Posted by thegreatcerebral@reddit | sysadmin | View on Reddit | 19 comments

I have an old Dell R730. It is running VSphere and hosts our VMs. Redundant PSUs, each going to a separate UPS that have, what are reporting as "good batteries" as they have passed a self test. They are not network monitored so info out of them is pretty much non-existent.

Today we had the power literally flash like blinking your eyes. There were things plugged into the wall that rebooted but across the building nobody went down. Even initially the PCs didn't go down as they are on UPS units also.

All of a sudden it seems like the server rebooted (it did not SOUND like a reboot) and I did not press any button (although the BIOS may have it to resume power after it is restored).

I have VSphere telling me: Agent can't send heartbeats, host is down. Which I'm not sure how it logged that as it is a solo system running ESXi and then on top of that is where VSphere lives in its VM.

I am in IDRAC now and looking at the logs I see nothing past March 9th about power. Then I show today "System CPU Resetting":
Detailed Description:

System is performing a CPU reset because of system power off, power on or a warm reset like CTRL-ALT-DEL.

There is no keyboard attached to the server. Nobody was in the room except myself and I did not touch it as when I went in to check on the system had lights etc. so I didn't touch it.

I have SYS1003, SYS1001, SYS1000, and then a SYS1003:

SYS1003 - System CPU Resetting
SYS1001 - System is turning off
SYS1000 - System is turning on

The UPSs were always on as well. They did not have any errors on them and the batteries were still pegged at 100%.

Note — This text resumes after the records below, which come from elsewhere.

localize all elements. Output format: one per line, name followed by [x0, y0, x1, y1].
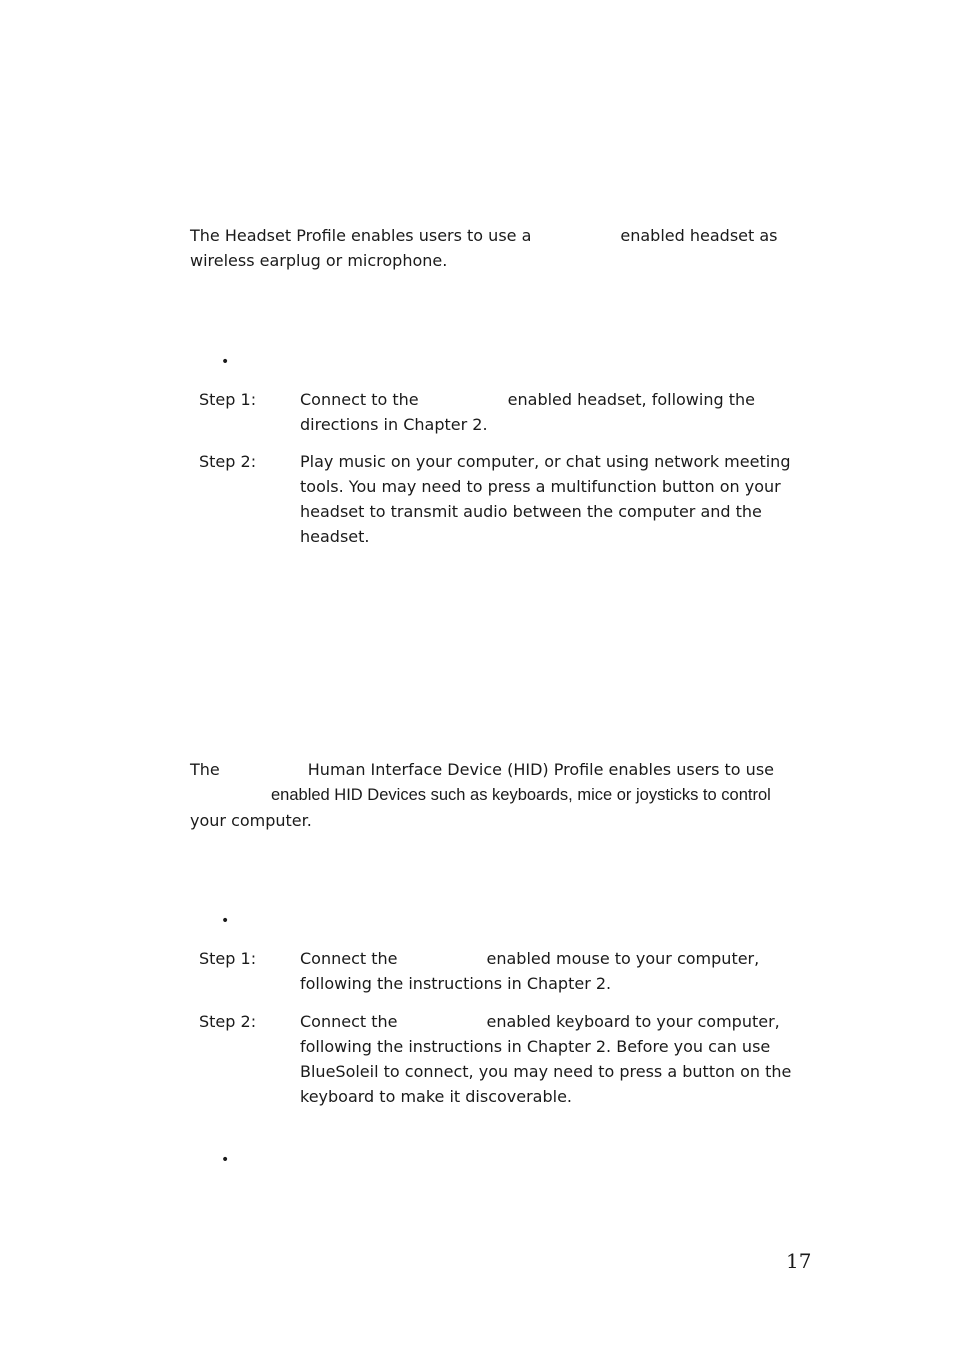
hid-intro-part2: Human Interface Device (HID) Profile enables users to use: [307, 760, 774, 779]
page-number: 17: [786, 1249, 812, 1273]
headset-step1-label: Step 1:: [199, 390, 257, 409]
hid-intro: [190, 757, 830, 833]
headset-intro: [190, 223, 830, 273]
hid-step2-part1: Connect the: [300, 1012, 398, 1031]
headset-step2-text: Play music on your computer, or chat using network meeting tools. You may need to press a multifunction button on your headset to transmit audio between the computer and the headset.: [300, 452, 791, 546]
bullet-marker: •: [221, 354, 230, 370]
headset-intro-part2: enabled headset as: [620, 226, 778, 245]
headset-step1-part1: Connect to the: [300, 390, 419, 409]
hid-intro-part4: your computer.: [190, 811, 312, 830]
headset-step1-text: [300, 387, 820, 437]
bullet-marker: •: [221, 913, 230, 929]
hid-intro-part3: enabled HID Devices such as keyboards, mice or joysticks to control: [271, 786, 771, 804]
hid-step2-part3: following the instructions in Chapter 2. Before you can use BlueSoleil to connect, you may need to press a button on the keyboard to make it discoverable.: [300, 1037, 792, 1106]
headset-step1-part3: directions in Chapter 2.: [300, 415, 488, 434]
hid-step1-part2: enabled mouse to your computer,: [486, 949, 760, 968]
hid-intro-part1: The: [190, 760, 220, 779]
hid-step2-part2: enabled keyboard to your computer,: [486, 1012, 780, 1031]
hid-step1-part3: following the instructions in Chapter 2.: [300, 974, 612, 993]
hid-step1-label: Step 1:: [199, 949, 257, 968]
hid-step2-text: [300, 1009, 812, 1109]
headset-step1-part2: enabled headset, following the: [507, 390, 755, 409]
hid-step1-part1: Connect the: [300, 949, 398, 968]
headset-intro-part3: wireless earplug or microphone.: [190, 251, 448, 270]
hid-step2-label: Step 2:: [199, 1012, 257, 1031]
bullet-marker: •: [221, 1152, 230, 1168]
hid-step1-text: [300, 946, 820, 996]
headset-step2-label: Step 2:: [199, 452, 257, 471]
headset-intro-part1: The Headset Profile enables users to use a: [190, 226, 532, 245]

The only thing I can gather is that the power dropped that fast that it somehow triggered the system to reboot itself?!? I do not have any kind of powerchute or anything like that software enabled and there is no tie-in to any UPS at all other than power cables.

I'm honestly baffled. If the unit would have just died from power loss I would think I would have seen something other than what I see in IDRAC logs. I see previously when I corrected an issue we had with where one of the PSUs was plugged in before and I see previously PSU1 power loss, redundancy lost etc. but nothing this time.

By my account it should have never gone down.

Anyone come across anything like that before?